What is a compute cluster?

A compute cluster is a set of interconnected computers that work together as if they were one very large computer.

A fairly typical research workflow on the cluster is as follows:

  1. Copy data to the cluster
  2. Create a job script to run your particular research workflow
  3. Submit your job script to the cluster to do your computation
  4. Copy data and results off the cluster for post-processing/analysis after the computations finish. This step is important because there is only a limited amount of storage space for data on the cluster.

Slurm job scheduler

Running programs on the cluster is different from how you might typically run software on your personal computer. The cluster uses a software package called Slurm (Simple linux utility for resource management) to manage how/when programs are run on the cluster. Essentially, you will submit a request to run your software. Your request will be placed in a job queue and remain there until

  1. Your job gets to (or near) the top of the queue AND
  2. All necessary resources (e.g. # of CPUs, memory, etc.) that your job needs to run are available.

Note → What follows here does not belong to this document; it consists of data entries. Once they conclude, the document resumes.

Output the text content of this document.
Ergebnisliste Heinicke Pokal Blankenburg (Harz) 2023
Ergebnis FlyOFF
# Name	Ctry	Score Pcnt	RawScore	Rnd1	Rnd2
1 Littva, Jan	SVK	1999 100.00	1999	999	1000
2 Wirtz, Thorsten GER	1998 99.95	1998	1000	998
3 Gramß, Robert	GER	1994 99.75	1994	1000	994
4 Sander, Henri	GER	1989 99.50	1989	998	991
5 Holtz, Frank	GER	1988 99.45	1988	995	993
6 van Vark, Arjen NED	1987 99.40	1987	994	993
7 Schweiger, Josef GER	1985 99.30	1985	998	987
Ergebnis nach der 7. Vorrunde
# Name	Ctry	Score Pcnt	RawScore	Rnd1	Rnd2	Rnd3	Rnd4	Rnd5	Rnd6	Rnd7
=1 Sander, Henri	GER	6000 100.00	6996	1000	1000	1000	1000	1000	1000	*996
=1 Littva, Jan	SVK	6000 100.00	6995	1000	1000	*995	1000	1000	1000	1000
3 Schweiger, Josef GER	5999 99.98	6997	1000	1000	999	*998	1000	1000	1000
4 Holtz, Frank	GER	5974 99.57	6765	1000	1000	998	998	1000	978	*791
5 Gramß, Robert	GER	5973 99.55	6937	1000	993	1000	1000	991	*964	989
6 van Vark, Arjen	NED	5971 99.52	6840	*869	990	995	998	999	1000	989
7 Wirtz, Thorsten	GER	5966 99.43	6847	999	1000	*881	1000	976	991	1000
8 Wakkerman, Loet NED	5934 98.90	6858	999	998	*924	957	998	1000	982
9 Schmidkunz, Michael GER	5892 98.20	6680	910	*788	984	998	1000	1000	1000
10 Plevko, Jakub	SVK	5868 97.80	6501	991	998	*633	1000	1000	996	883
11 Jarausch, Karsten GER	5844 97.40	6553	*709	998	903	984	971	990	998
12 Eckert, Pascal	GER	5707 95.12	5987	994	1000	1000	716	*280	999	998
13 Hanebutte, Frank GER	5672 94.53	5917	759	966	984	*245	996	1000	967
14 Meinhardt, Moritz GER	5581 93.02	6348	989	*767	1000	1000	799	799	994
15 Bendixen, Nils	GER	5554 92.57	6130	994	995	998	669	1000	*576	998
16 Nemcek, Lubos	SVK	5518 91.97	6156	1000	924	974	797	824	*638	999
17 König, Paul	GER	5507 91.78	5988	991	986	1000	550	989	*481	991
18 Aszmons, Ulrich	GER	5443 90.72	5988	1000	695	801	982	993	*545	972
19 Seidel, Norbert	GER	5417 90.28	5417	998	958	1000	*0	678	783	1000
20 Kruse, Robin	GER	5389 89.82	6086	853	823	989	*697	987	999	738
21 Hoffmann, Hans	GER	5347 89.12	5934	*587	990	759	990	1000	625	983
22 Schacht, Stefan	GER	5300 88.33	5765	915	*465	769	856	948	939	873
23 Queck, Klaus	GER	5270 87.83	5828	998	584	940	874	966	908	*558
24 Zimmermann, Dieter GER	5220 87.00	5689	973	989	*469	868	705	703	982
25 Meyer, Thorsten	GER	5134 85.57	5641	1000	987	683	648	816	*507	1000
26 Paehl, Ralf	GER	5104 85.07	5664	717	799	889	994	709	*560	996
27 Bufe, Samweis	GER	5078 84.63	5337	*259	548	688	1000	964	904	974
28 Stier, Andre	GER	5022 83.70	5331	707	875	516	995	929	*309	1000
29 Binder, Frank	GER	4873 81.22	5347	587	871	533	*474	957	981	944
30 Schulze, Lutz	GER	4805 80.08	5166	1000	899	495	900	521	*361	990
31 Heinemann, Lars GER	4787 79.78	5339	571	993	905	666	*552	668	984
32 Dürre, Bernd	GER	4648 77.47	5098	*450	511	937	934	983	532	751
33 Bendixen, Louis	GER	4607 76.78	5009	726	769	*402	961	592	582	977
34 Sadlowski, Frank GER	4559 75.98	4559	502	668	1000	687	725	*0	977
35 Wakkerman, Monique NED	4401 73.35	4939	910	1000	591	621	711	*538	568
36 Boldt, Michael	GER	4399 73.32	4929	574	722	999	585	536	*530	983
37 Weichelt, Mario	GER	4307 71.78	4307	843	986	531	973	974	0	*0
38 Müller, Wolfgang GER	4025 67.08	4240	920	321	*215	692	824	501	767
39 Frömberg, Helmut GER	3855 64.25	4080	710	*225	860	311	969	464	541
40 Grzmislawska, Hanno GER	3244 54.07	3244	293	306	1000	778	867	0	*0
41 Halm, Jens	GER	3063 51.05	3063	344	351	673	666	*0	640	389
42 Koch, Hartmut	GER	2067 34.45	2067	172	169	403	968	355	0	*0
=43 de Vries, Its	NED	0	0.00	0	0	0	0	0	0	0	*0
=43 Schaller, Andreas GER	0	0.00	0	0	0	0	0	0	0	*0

In order to submit a job you will create a text file (refered to here as a job script). You then submit your job script to the scheduler using the sbatch command. For example, if the job script file is named chemistryrun1.job then to submit that job you would use the command sbatch chemistryrun1.job

The job script file should just contain text. Programs such as Microsoft Word add additional formatting characters that often can’t be seen when looking at the file, but cause issues with Slurm and therefore should not be used to write the job script files.